Egypt: paranoids see neocon conspiracy (again)
A prominent New York Times article of Feb. 13 will doubtless be seized upon as vindicating paranoia about neocon conspiracies behind the Egyptian revolution. It seems that one of the early protest groups, the April 6 Youth Movement—so named for their failed plan for an uprising on that date in 2008—drew inspiration (although not, by any indication, money or training) from the Serbian protest movement Otpor and international non-violence guru Gene Sharp.
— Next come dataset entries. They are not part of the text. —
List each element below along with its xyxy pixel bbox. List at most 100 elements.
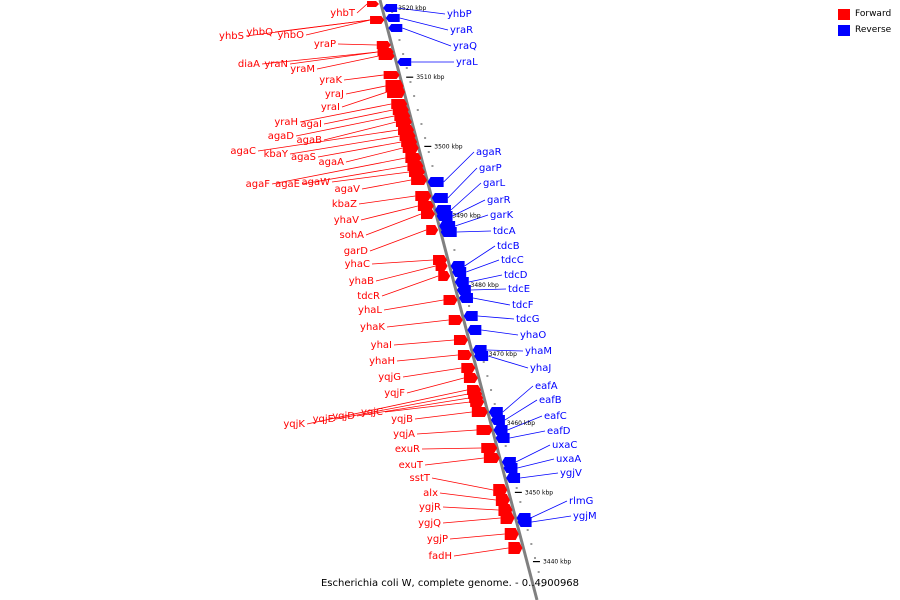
forward-gene-label: yhaH (369, 356, 395, 367)
forward-gene-label: agaW (302, 177, 331, 188)
yhaI-gene-feature (453, 335, 468, 345)
forward-gene-label: yqjF (384, 388, 405, 399)
forward-gene-label: agaC (230, 146, 256, 157)
yhaO-gene-feature (467, 325, 482, 335)
forward-gene-label: yqjE (313, 414, 334, 425)
forward-gene-label: yqjG (378, 372, 401, 383)
gene-label-layer: yhbT yhbS yhbQ yhbO yraP diaA yraN yraM yraK yraJ… (219, 8, 597, 562)
forward-label-line (331, 171, 410, 183)
forward-gene-label: agaF (246, 179, 271, 190)
alx-gene-feature (495, 494, 510, 506)
reverse-gene-label: yraR (450, 25, 473, 36)
reverse-gene-label: yhaJ (530, 363, 551, 374)
reverse-label-line (488, 355, 529, 369)
forward-gene-label: kbaZ (332, 199, 357, 210)
forward-gene-label: exuR (395, 444, 420, 455)
forward-gene-label: agaD (268, 131, 295, 142)
tick-label: 3470 kbp (489, 351, 517, 358)
forward-label-line (442, 506, 499, 511)
forward-gene-label: yraI (321, 102, 340, 113)
forward-gene-label: yhaB (349, 276, 374, 287)
reverse-gene-label: eafD (547, 426, 571, 437)
reverse-gene-label: garR (487, 195, 511, 206)
reverse-gene-label: tdcF (512, 300, 534, 311)
forward-gene-label: yhaI (371, 340, 392, 351)
forward-gene-label: yhaK (360, 322, 385, 333)
forward-label-line (289, 51, 378, 65)
forward-label-line (306, 389, 468, 425)
tdcC-gene-feature (452, 267, 467, 277)
reverse-gene-label: uxaA (556, 454, 581, 465)
map-caption: Escherichia coli W, complete genome. - 0… (320, 578, 580, 589)
forward-gene-label: yqjC (361, 407, 383, 418)
forward-label-line (337, 43, 377, 46)
reverse-label-line (486, 349, 524, 352)
yraK-gene-feature (383, 71, 400, 79)
forward-label-line (381, 275, 439, 297)
reverse-label-line (447, 167, 478, 199)
reverse-gene-label: ygjM (573, 511, 597, 522)
legend-forward-label: Forward (855, 9, 892, 19)
tick-label: 3500 kbp (434, 143, 462, 150)
reverse-label-line (456, 230, 492, 233)
reverse-gene-label: garL (483, 178, 506, 189)
agaF-gene-feature (405, 153, 422, 163)
tick-layer: 3520 kbp 3510 kbp 3500 kbp 3490 kbp 3480 kbp… (388, 5, 571, 587)
forward-label-line (393, 339, 454, 346)
tick-label: 3440 kbp (543, 559, 571, 566)
forward-label-line (317, 141, 402, 158)
reverse-label-line (517, 458, 555, 469)
garD-gene-feature (426, 225, 439, 235)
forward-label-line (358, 195, 416, 205)
tick-label: 3510 kbp (416, 74, 444, 81)
forward-gene-label: sstT (410, 473, 431, 484)
agaB-gene-feature (395, 117, 412, 127)
forward-gene-label: agaV (335, 184, 361, 195)
forward-gene-label: yraM (290, 64, 315, 75)
forward-gene-label: agaA (319, 157, 345, 168)
garP-gene-feature (431, 193, 448, 203)
forward-gene-label: yhbQ (247, 27, 274, 38)
yqjB-gene-feature (471, 407, 488, 417)
reverse-gene-label: eafC (544, 411, 567, 422)
forward-label-line (299, 103, 392, 123)
reverse-gene-label: garK (490, 210, 514, 221)
forward-label-line (424, 457, 484, 466)
forward-gene-label: yraP (314, 39, 336, 50)
forward-gene-label: yqjK (283, 419, 305, 430)
forward-label-line (369, 229, 427, 252)
tdcG-gene-feature (463, 311, 478, 321)
genome-backbone (378, 0, 539, 600)
reverse-gene-label: uxaC (552, 440, 577, 451)
forward-label-line (442, 517, 501, 524)
reverse-label-line (531, 515, 572, 523)
forward-gene-label: yhaV (334, 215, 359, 226)
reverse-gene-label: tdcC (501, 255, 524, 266)
forward-gene-label: yraN (264, 59, 288, 70)
ygjM-gene-feature (517, 517, 532, 527)
yraM-gene-feature (378, 52, 395, 60)
sstT-gene-feature (493, 484, 508, 496)
tdcA-gene-feature (440, 227, 457, 237)
forward-label-line (261, 51, 378, 65)
forward-label-line (365, 213, 422, 236)
forward-label-line (345, 147, 403, 163)
reverse-label-line (450, 182, 482, 211)
reverse-label-line (520, 472, 559, 479)
forward-gene-label: agaI (300, 119, 322, 130)
forward-label-line (356, 397, 470, 417)
tick-label: 3520 kbp (398, 5, 426, 12)
tick-label: 3450 kbp (525, 489, 553, 496)
forward-gene-label: diaA (238, 59, 260, 70)
tdcE-gene-feature (456, 285, 471, 295)
forward-gene-label: fadH (428, 551, 452, 562)
legend-reverse-swatch (838, 25, 850, 36)
agaW-gene-feature (409, 167, 426, 177)
yhaV-gene-feature (417, 201, 434, 211)
legend-reverse-label: Reverse (855, 25, 892, 35)
yraP-gene-feature (376, 41, 391, 49)
forward-gene-label: garD (344, 246, 369, 257)
reverse-gene-label: eafB (539, 395, 562, 406)
eafA-gene-feature (488, 407, 503, 417)
reverse-label-line (530, 500, 568, 519)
Ben Smith blogging on Politico calls Sharp "The most influential American political figure you've never heard of," implying the Egyptian protests are a cookie-cutter affair modeled on the 2000 overthrow of Slobodan Milosevic in Serbia. Committing a howler worthy of a particularly slow high-school student, he refers to Egypt's Otpor link as a "Baltic" connection. (May we suggest that you meant "Balkan," Ben? Please consult an atlas.)
This is too funny. The neocons themselves (against all evidence) tried to take credit for the Egyptian and Tunisian revolutions—and now some lefty pundits seem to be buying their own self-serving propaganda! Meanwhile, the neocons' arch-enemies in the Iranian regime likewise try to take credit for the Egyptian upsurge—even while suppressing similar protests within their own borders. Another one to file under "life's little ironies."
Other sectors of the idiot left, e.g. the ever-reliable Workers World Party, loved Milosevic but have at least got enough savvy to cheer on the Egyptian protesters. Yet they were sickeningly eager to betray the Iranian protest movement in 2009—and will doubtless be equally eager now that protests begin to re-emerge in the Islamic Republic.
One paranoid anarchist blogger writes of the Egyptian upsurge: "US Co-opted 'Revolution' for Neoliberal Designs." Our problem is with use of the past tense—the US, like Tehran, will certainly try to co-opt the Egyptian revolution. Whether either will succeed remains to be seen. For the moment, the Egyptian revolution is under nobody's control. And the very rush to claim it is testament to how dangerous it really is. A genuine secular working-class revolutionary movement is a threat to both the US-backed neoliberal order and fundamentalist states like Iran. If the movement isn't crushed by the military, will it manage to avoid being domesticated by either the mullahs or the neocons? Insh'allah.